The CROW (Countryside and Rights of Way) Act, or "Right to Roam" Act, excludes the right of access to land known as ‘excepted land’ even if it appears as open access land on maps. These restrictions vary from military bylaws to land covered by structures like electricity substations, wind turbines or telephone masts.
The advent of online mapping accentuates unseen, restricted landscapes by their absence. Where mapping vehicles haven’t been able to pass, the map is less detailed, pixelated or simply doesn’t provide any data. Excepted Land connects disparate systems via a complex relationship to land, access and transparency.
The Trawsfynydd nuclear power station is scheduled to be returned to a pre-nuclear state by 2083, 124 years after construction began. The site ceased electricity generation in 1991 (during a routine outage; permanent shutdown was subsequently announced in 1993) after 26 years of operation. In 2020, a new decommissioning plan was proposed to deconstruct the concrete towers and switch from a safe enclosure, or deferred dismantling, to dry cask storage using an underground geological storage facility. To date, an underground geological storage facility location is still to be established by the UK government. The image taken at two hours past sunset captures fifteen minutes in the lifespan of this process. The indeterminate future of this landscape emphasises the permanence of nuclear energy. The structures have the potential to reside on the Welsh landscape for 124 years, outlasting the generation that conceived them.

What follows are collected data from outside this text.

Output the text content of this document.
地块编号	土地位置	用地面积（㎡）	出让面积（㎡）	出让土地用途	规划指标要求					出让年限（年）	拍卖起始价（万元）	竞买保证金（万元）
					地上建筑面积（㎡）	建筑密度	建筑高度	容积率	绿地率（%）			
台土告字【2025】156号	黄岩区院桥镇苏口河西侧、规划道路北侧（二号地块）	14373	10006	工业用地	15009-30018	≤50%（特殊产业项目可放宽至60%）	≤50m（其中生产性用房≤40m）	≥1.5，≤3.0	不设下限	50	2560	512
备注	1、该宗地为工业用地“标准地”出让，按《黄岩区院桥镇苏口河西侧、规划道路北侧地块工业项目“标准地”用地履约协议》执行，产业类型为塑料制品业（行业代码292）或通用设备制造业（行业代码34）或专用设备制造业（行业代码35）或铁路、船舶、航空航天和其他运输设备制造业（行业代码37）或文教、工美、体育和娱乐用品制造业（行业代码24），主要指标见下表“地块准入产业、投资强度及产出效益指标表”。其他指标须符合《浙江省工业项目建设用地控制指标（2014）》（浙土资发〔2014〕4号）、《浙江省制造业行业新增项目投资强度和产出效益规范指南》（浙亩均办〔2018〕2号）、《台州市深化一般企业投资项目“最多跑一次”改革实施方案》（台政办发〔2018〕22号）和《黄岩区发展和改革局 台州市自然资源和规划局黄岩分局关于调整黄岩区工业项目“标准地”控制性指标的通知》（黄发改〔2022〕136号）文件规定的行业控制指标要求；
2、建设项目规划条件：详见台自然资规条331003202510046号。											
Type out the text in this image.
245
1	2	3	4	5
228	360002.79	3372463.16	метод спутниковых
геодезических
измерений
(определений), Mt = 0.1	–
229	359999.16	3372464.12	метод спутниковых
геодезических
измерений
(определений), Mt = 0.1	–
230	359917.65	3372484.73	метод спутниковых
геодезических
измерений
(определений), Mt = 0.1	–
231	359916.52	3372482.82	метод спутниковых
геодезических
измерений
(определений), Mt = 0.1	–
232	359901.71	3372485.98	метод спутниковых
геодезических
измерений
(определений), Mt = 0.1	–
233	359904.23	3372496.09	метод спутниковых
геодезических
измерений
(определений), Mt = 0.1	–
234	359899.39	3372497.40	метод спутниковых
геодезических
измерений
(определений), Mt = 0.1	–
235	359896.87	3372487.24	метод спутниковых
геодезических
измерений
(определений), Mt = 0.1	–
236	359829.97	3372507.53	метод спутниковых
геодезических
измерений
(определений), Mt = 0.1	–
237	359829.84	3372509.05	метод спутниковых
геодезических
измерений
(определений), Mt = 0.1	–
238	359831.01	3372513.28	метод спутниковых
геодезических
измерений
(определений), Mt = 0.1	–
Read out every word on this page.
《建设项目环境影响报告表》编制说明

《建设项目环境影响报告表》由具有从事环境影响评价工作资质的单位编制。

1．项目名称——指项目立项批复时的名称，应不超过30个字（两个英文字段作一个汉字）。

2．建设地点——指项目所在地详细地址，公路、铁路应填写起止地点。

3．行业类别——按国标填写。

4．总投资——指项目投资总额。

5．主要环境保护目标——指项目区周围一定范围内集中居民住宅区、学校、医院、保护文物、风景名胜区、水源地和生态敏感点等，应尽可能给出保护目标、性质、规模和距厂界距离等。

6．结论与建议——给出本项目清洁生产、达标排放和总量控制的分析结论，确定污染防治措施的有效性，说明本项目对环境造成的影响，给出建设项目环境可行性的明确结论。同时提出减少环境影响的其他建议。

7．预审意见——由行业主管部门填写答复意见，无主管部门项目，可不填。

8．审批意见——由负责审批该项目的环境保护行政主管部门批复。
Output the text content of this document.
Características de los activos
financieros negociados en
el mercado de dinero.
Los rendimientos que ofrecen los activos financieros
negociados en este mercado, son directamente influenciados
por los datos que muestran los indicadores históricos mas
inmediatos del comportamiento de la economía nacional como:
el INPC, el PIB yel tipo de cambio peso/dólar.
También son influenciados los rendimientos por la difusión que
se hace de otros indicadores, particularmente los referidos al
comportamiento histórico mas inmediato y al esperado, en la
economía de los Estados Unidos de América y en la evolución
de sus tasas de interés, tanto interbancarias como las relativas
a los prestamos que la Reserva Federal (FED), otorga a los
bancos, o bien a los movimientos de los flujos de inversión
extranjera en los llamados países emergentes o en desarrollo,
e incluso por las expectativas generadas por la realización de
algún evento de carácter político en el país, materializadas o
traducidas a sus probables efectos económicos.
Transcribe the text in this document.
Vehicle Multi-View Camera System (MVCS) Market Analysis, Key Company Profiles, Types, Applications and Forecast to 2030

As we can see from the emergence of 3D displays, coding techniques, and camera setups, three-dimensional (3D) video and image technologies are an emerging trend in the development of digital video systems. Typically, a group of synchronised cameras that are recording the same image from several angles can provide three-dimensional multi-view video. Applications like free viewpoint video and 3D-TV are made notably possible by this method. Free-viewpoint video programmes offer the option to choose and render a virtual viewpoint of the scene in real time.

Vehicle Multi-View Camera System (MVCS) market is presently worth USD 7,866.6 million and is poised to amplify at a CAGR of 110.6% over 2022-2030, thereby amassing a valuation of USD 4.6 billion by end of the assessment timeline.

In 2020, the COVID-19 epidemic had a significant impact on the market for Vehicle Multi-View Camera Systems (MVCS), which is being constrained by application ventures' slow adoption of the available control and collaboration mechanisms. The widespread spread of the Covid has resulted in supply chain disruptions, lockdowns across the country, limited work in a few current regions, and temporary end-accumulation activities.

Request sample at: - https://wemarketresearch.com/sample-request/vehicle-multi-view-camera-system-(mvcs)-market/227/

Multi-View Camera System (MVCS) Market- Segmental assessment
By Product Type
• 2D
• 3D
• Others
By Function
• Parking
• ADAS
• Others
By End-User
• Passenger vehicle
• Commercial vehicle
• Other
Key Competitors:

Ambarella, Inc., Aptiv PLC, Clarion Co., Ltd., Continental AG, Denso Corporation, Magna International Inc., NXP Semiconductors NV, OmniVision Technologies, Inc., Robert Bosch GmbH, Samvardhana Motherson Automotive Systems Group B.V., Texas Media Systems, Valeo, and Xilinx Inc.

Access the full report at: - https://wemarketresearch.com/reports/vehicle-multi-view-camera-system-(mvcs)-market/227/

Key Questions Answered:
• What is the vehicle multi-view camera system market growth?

Great Dun Fell Radar Station is at the end of a mountain pass elevation of 850m above sea level. The private 5 mile single track leading to the station is Britain’s highest road. The station is managed by the National Air Traffic Services (NATS) and is part of a network of radar systems that provide air traffic information across the United Kingdom. Great Dun Fell provides a 250 mile radius signal coverage and connects with other radar stations across the UK. The sub-arctic conditions make accessing the radar station challenging. The image taken at sunrise is captured within a cloud, with extremely low visibility.
Royal Air Force Menwith Hill is a Royal Air Force station providing communications intercept and missile warning information to the United Kingdom and United States. It has been described as the largest electronic monitoring station in the world. In 1954, the British War Office purchased land at Nessfield Farm, near Harrogate, North Yorkshire, with the intention of building a surveillance station in collaboration with the United States Department of Defence. The site was considered by the US as suitable for gathering signals intelligence because of the low level background radio noise provided by The Yorkshire Dales. The subsequent years have seen numerous regulatory changes leading to a myriad of claims regarding the true nature of its role in global strategic defence. The image taken at two hours past sunset is a fifteen minute exposure shot at one and a half miles from the base.
Excepted Land reflects our deep-rooted fascination with hidden systems that regulate our lives and the complex relationship we have with partisan systems of control. Shot using long-exposure analogue photography,
Excepted Land is a study of the unseen mechanisms that facilitate our existence.